65. We have here an hypothesis analogous to that of Innate Ideas, or a priori Forms of Thought. It is, in fact, only a reproduction of that conception carried into the sphere of Sense. No one thinks of assigning specific energies to the several muscles, yet a movement of prehension is as different from a movement of extension, a peristaltic movement is as different from a movement of occlusion, as a sensation of sound is from a sensation of color. If movement is common to both of the one class, feeling is common to both of the other: the forms and mechanism are different and specific. Muscles have the common property of contracting under stimulation; whatever be the nature of the stimulus, each muscle has its own particular response, or mode of reaction: the flexor always bending, never extending the limb; the sphincter always closing, never opening the orifice. The movements of the heart are not the same as those of the eye; both are unlike the movements of the intestine. There are muscles which respond to some stimuli, and not to others. Those of the eye, or of the vocal chords, respond to impulses which would leave the masseter or biceps unstirred. According to Marey, the hyoglossus of a frog will become tetanic under a stimulus of only ten pulses in a second; whereas the gastrocnemius of that same frog resists a stimulus of less than twenty in a second. We find the retina responding to ethereal pulses which leave the auditorius unaffected; we find the muscles of a gnat’s wing so exquisitely susceptible that the wing beats eight thousand times in a second,—a delicacy in comparison with which even our muscles of the eye are coarse.

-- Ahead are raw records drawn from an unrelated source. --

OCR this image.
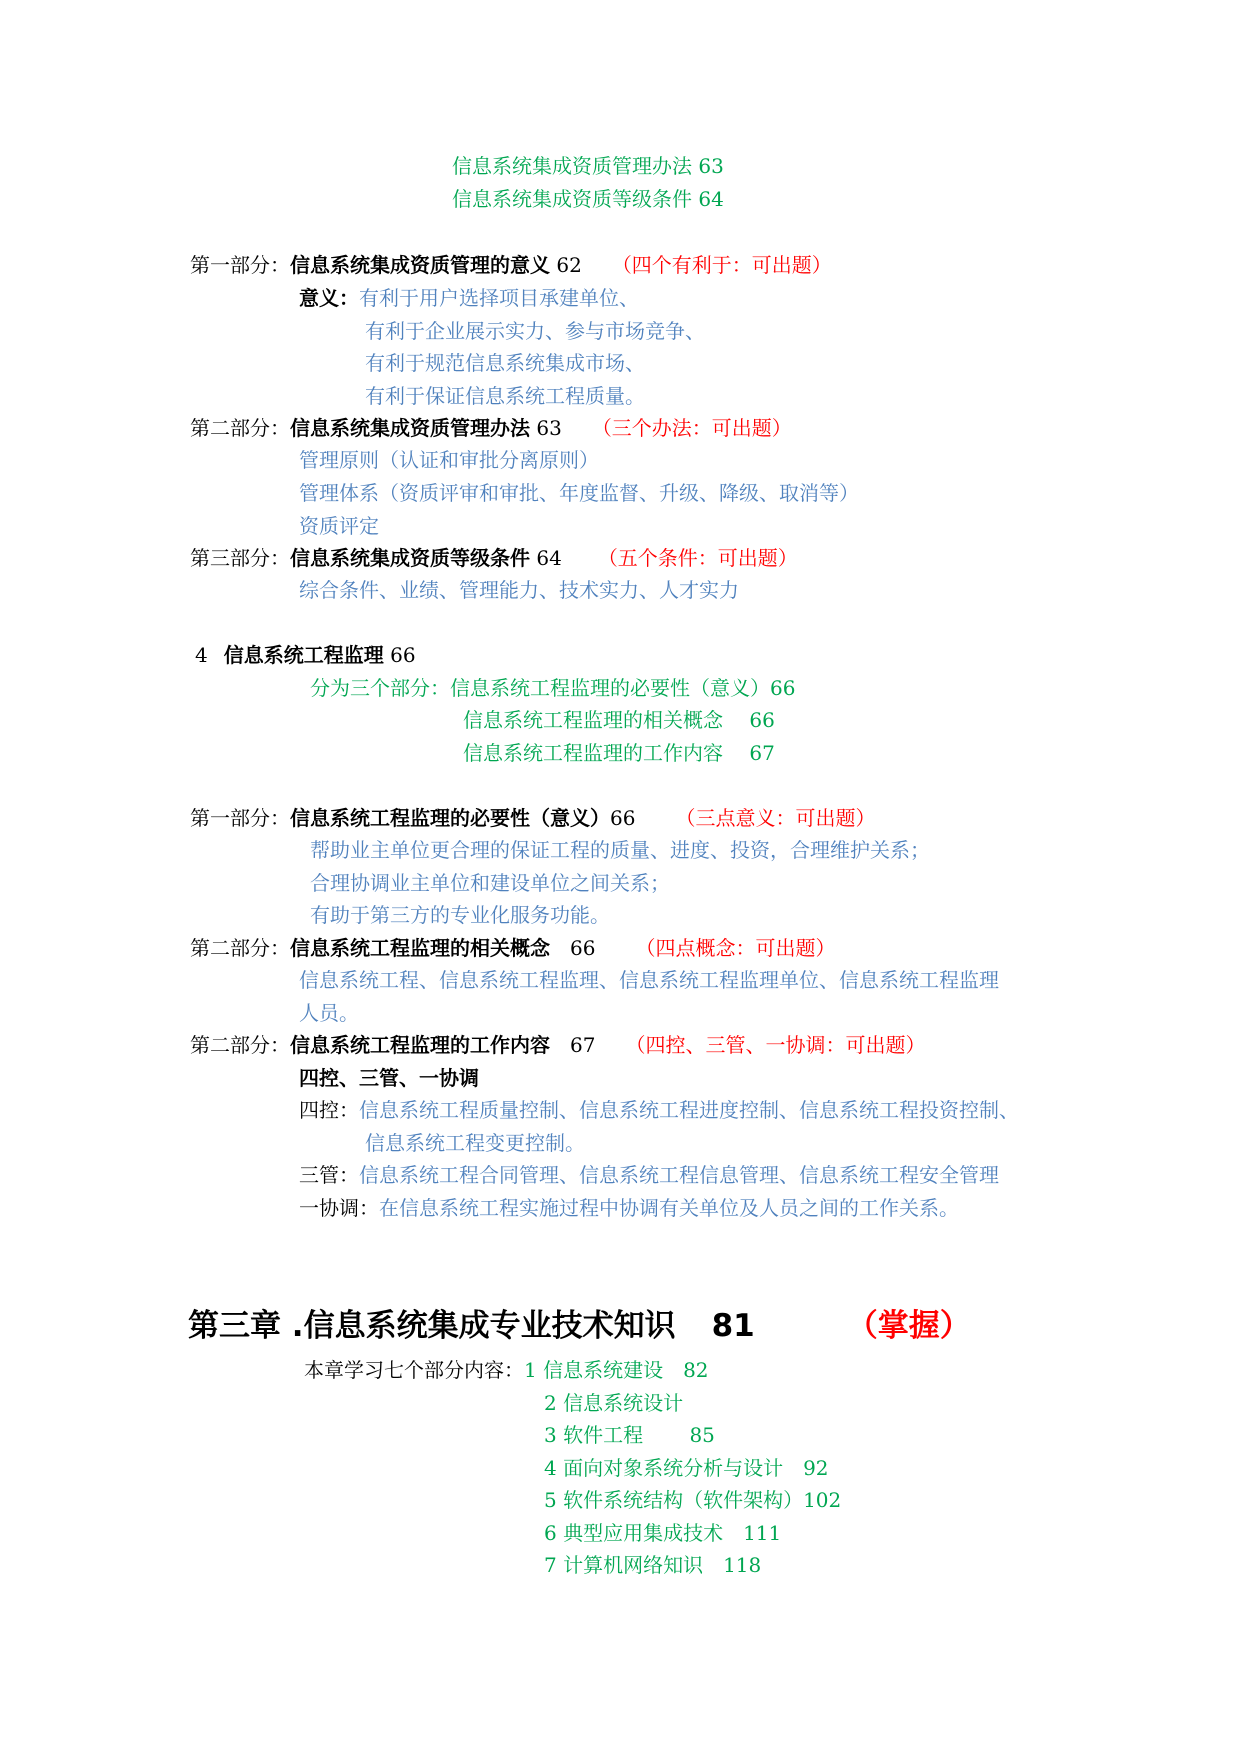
信息系统集成资质管理办法 63
信息系统集成资质等级条件 64
第一部分：信息系统集成资质管理的意义 62 （四个有利于：可出题）
意义：有利于用户选择项目承建单位、
有利于企业展示实力、参与市场竞争、
有利于规范信息系统集成市场、
有利于保证信息系统工程质量。
第二部分：信息系统集成资质管理办法 63 （三个办法：可出题）
管理原则（认证和审批分离原则）
管理体系（资质评审和审批、年度监督、升级、降级、取消等）
资质评定
第三部分：信息系统集成资质等级条件 64 （五个条件：可出题）
综合条件、业绩、管理能力、技术实力、人才实力
4 信息系统工程监理 66
分为三个部分：信息系统工程监理的必要性（意义）66
信息系统工程监理的相关概念　 66
信息系统工程监理的工作内容　 67
第一部分：信息系统工程监理的必要性（意义）66 （三点意义：可出题）
帮助业主单位更合理的保证工程的质量、进度、投资，合理维护关系；
合理协调业主单位和建设单位之间关系；
有助于第三方的专业化服务功能。
第二部分：信息系统工程监理的相关概念 66 （四点概念：可出题）
信息系统工程、信息系统工程监理、信息系统工程监理单位、信息系统工程监理
人员。
第二部分：信息系统工程监理的工作内容 67 （四控、三管、一协调：可出题）
四控、三管、一协调
四控：信息系统工程质量控制、信息系统工程进度控制、信息系统工程投资控制、
信息系统工程变更控制。
三管：信息系统工程合同管理、信息系统工程信息管理、信息系统工程安全管理
一协调：在信息系统工程实施过程中协调有关单位及人员之间的工作关系。
第三章 .信息系统集成专业技术知识 81	（掌握）
本章学习七个部分内容：1 信息系统建设　82
2 信息系统设计
3 软件工程　　 85
4 面向对象系统分析与设计　92
5 软件系统结构（软件架构）102
6 典型应用集成技术　111
7 计算机网络知识　118
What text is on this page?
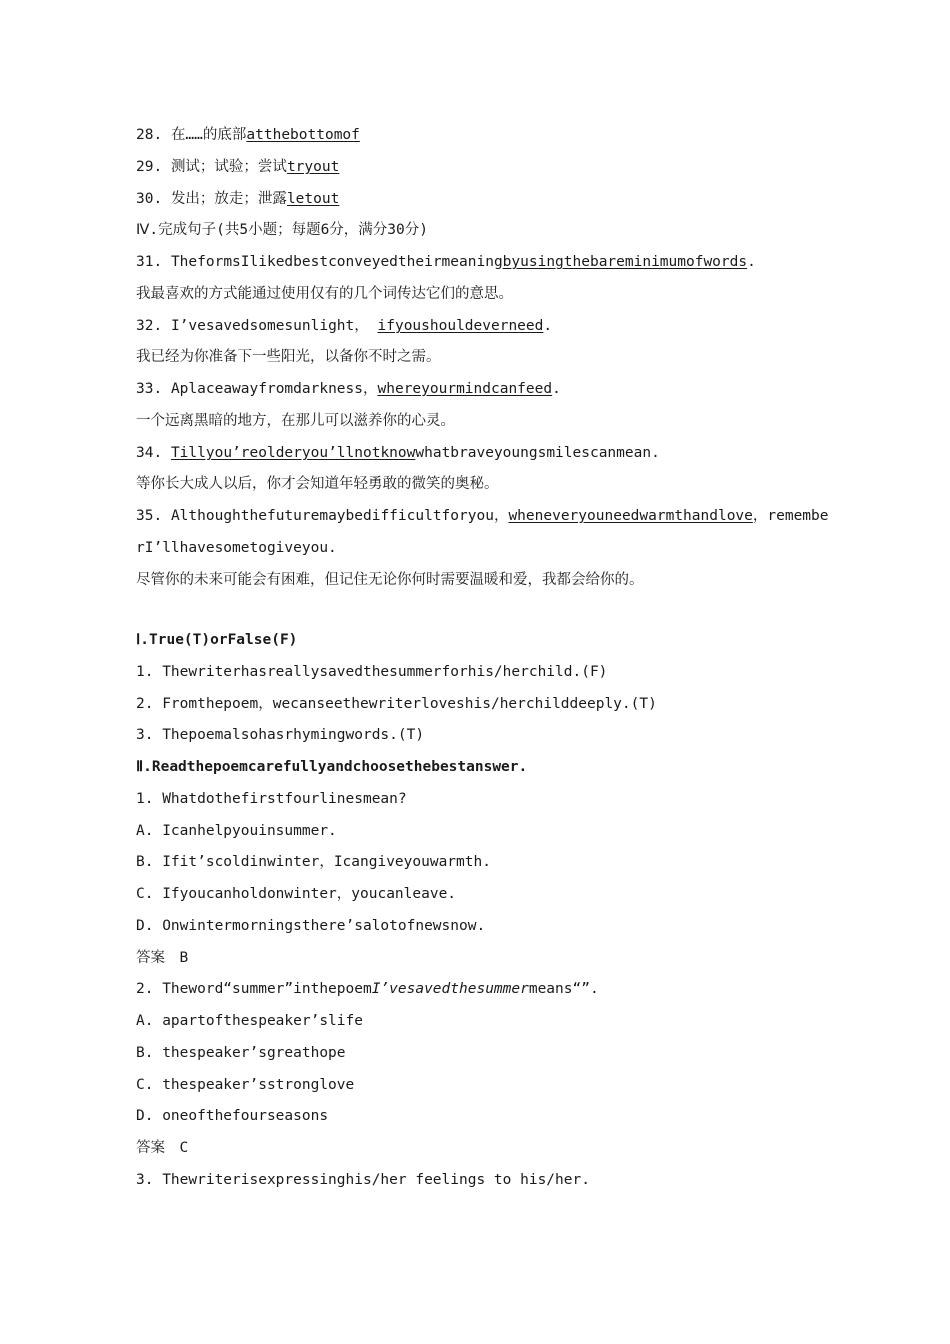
28. 在……的底部atthebottomof
29. 测试；试验；尝试tryout
30. 发出；放走；泄露letout
Ⅳ.完成句子(共5小题；每题6分，满分30分)
31. TheformsIlikedbestconveyedtheirmeaningbyusingthebareminimumofwords.
我最喜欢的方式能通过使用仅有的几个词传达它们的意思。
32. I’vesavedsomesunlight， ifyoushouldeverneed.
我已经为你准备下一些阳光，以备你不时之需。
33. Aplaceawayfromdarkness，whereyourmindcanfeed.
一个远离黑暗的地方，在那儿可以滋养你的心灵。
34. Tillyou’reolderyou’llnotknowwhatbraveyoungsmilescanmean.
等你长大成人以后，你才会知道年轻勇敢的微笑的奥秘。
35. Althoughthefuturemaybedifficultforyou，wheneveryouneedwarmthandlove，remembe
rI’llhavesometogiveyou.
尽管你的未来可能会有困难，但记住无论你何时需要温暖和爱，我都会给你的。
Ⅰ.True(T)orFalse(F)
1. Thewriterhasreallysavedthesummerforhis/herchild.(F)
2. Fromthepoem，wecanseethewriterloveshis/herchilddeeply.(T)
3. Thepoemalsohasrhymingwords.(T)
Ⅱ.Readthepoemcarefullyandchoosethebestanswer.
1. Whatdothefirstfourlinesmean?
A. Icanhelpyouinsummer.
B. Ifit’scoldinwinter，Icangiveyouwarmth.
C. Ifyoucanholdonwinter，youcanleave.
D. Onwintermorningsthere’salotofnewsnow.
答案　B
2. Theword“summer”inthepoemI’vesavedthesummermeans“”.
A. apartofthespeaker’slife
B. thespeaker’sgreathope
C. thespeaker’sstronglove
D. oneofthefourseasons
答案　C
3. Thewriterisexpressinghis/her feelings to his/her.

66. The facts which the hypothesis of specific energies is called on to explain are more consistently interpreted on the admission of a common property in nerve-tissue, manifesting different degrees of excitability, and entering into different mechanisms, so that the functional results differ. A nerve which may be stimulated from the skin will not respond at all, or not in the same way, if the stimulus be applied under the skin. Are we to suppose that the specific energy resides in one part of the nerve, and not in another?109 That the optic nerve responds to stimuli which will not sensibly excite a motor nerve, depends on the terminal structures through which the stimulation is excited; for the optic nerve itself, apart from the retinal expansion, is as insensible to light as the motor nerve is. And the specific sensation, or movement, which results from stimulation of a nerve depends not on the nerve, but on the mechanism of which the nerve is one element. Sensations of touch, temperature, and pain are assuredly specific; they are as unlike each other as a sensation of taste is unlike a sensation of smell. Yet the same nerves, variously stimulated, produce all three sensations.

67. We conclude, therefore, that the phrase “specific energy” is an elliptical expression for the particular office of a nerve. In this meaning there is no obscurity. The optic nerve is not a vasomotor nerve, the skin nerve is not a muscle nerve; the auditory nerve is a nerve of special sensation, the vagus is a nerve of systemic sensation; and so on. Neither movement nor sensation belongs to the nerves themselves.